Re: [PATCH v2] mm: emit tracepoint when RSS changes by threshold

From: Joel Fernandes
Date: Thu Sep 05 2019 - 10:23:22 EST


On Thu, Sep 05, 2019 at 04:20:10PM +0200, Michal Hocko wrote:
> On Thu 05-09-19 10:14:52, Joel Fernandes wrote:
> > On Thu, Sep 05, 2019 at 12:54:24PM +0200, Michal Hocko wrote:
> > > On Wed 04-09-19 12:28:08, Joel Fernandes wrote:
> > > > On Wed, Sep 4, 2019 at 11:38 AM Michal Hocko <mhocko@xxxxxxxxxx> wrote:
> > > > >
> > > > > On Wed 04-09-19 11:32:58, Joel Fernandes wrote:
> > > > > > On Wed, Sep 04, 2019 at 10:45:08AM +0200, Michal Hocko wrote:
> > > > > > > On Tue 03-09-19 16:09:05, Joel Fernandes (Google) wrote:
> > > > > > > > Useful to track how RSS is changing per TGID to detect spikes in RSS and
> > > > > > > > memory hogs. Several Android teams have been using this patch in various
> > > > > > > > kernel trees for half a year now. Many reported to me it is really
> > > > > > > > useful so I'm posting it upstream.
> > > > > > > >
> > > > > > > > Initial patch developed by Tim Murray. Changes I made from original patch:
> > > > > > > > o Prevent any additional space consumed by mm_struct.
> > > > > > > > o Keep overhead low by checking if tracing is enabled.
> > > > > > > > o Add some noise reduction and lower overhead by emitting only on
> > > > > > > > threshold changes.
> > > > > > >
> > > > > > > Does this have any pre-requisite? I do not see trace_rss_stat_enabled in
> > > > > > > the Linus tree (nor in linux-next).
> > > > > >
> > > > > > No, this is generated automatically by the tracepoint infrastructure when a
> > > > > > tracepoint is added.
> > > > >
> > > > > OK, I was not aware of that.
> > > > >
> > > > > > > Besides that why do we need batching in the first place. Does this have a
> > > > > > > measurable overhead? How does it differ from any other tracepoints that we
> > > > > > > have in other hotpaths (e.g. page allocator doesn't do any checks).
> > > > > >
> > > > > > We do need batching not only for overhead reduction,
> > > > >
> > > > > What is the overhead?
> > > >
> > > > The overhead is occasionally higher without the threshold (that is if we
> > > > trace every counter change).

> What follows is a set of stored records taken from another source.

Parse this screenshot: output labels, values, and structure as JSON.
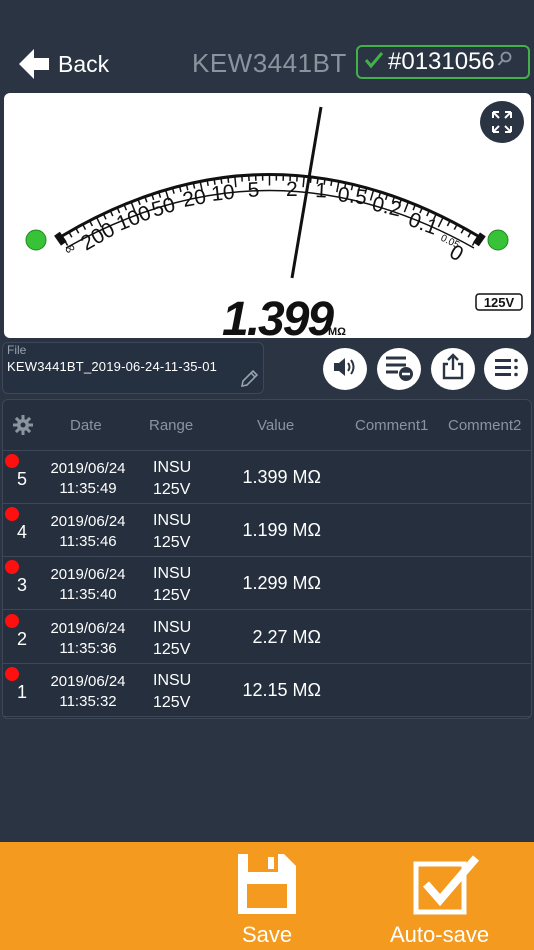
{
  "header": {
    "back_label": "Back",
    "model": "KEW3441BT",
    "serial": "#0131056"
  },
  "meter": {
    "scale_labels": [
      "∞",
      "200",
      "100",
      "50",
      "20",
      "10",
      "5",
      "2",
      "1",
      "0.5",
      "0.2",
      "0.1",
      "0.05",
      "0"
    ],
    "reading_digits": "1.399",
    "reading_unit": "MΩ",
    "range_badge": "125V",
    "left_indicator": "green",
    "right_indicator": "green"
  },
  "file": {
    "label": "File",
    "name": "KEW3441BT_2019-06-24-11-35-01"
  },
  "table": {
    "headers": [
      "Date",
      "Range",
      "Value",
      "Comment1",
      "Comment2"
    ],
    "rows": [
      {
        "num": "5",
        "date": "2019/06/24",
        "time": "11:35:49",
        "func": "INSU",
        "range": "125V",
        "value": "1.399 MΩ"
      },
      {
        "num": "4",
        "date": "2019/06/24",
        "time": "11:35:46",
        "func": "INSU",
        "range": "125V",
        "value": "1.199 MΩ"
      },
      {
        "num": "3",
        "date": "2019/06/24",
        "time": "11:35:40",
        "func": "INSU",
        "range": "125V",
        "value": "1.299 MΩ"
      },
      {
        "num": "2",
        "date": "2019/06/24",
        "time": "11:35:36",
        "func": "INSU",
        "range": "125V",
        "value": "2.27 MΩ"
      },
      {
        "num": "1",
        "date": "2019/06/24",
        "time": "11:35:32",
        "func": "INSU",
        "range": "125V",
        "value": "12.15 MΩ"
      }
    ]
  },
  "footer": {
    "save_label": "Save",
    "autosave_label": "Auto-save"
  },
  "colors": {
    "background": "#2b3442",
    "accent_orange": "#f39a1f",
    "status_green": "#43b04a",
    "marker_red": "#ff1010"
  },
  "icons": [
    "back-arrow-icon",
    "check-icon",
    "search-icon",
    "expand-icon",
    "pencil-icon",
    "speaker-icon",
    "list-remove-icon",
    "share-icon",
    "menu-icon",
    "gear-icon",
    "save-icon",
    "checkbox-icon"
  ]
}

I would classify performance benefit to be
> > > > almost the same and within the noise.
> > >
> > > OK, so the additional code is not really justified.
> >
> > It is really justified. Did you read the whole of the last email?
>
> Of course I have. The information that numbers are in noise with some
> outliers (without any details about the underlying reason) is simply
> showing that you are optimizing something probably not worth it.
>
> I would recommend adding a simple tracepoint. That should be pretty non
> controversial. And if you want to add an optimization on top then
> provide data to justify it.

Did you read the point about trace sizes? We don't want traces flooded and
you are not really making any good points about why we should not reduce
flooding of traces. I don't want to simplify it and lose the benefit. It is
already simple enough and non-controversial.

thanks,

- Joel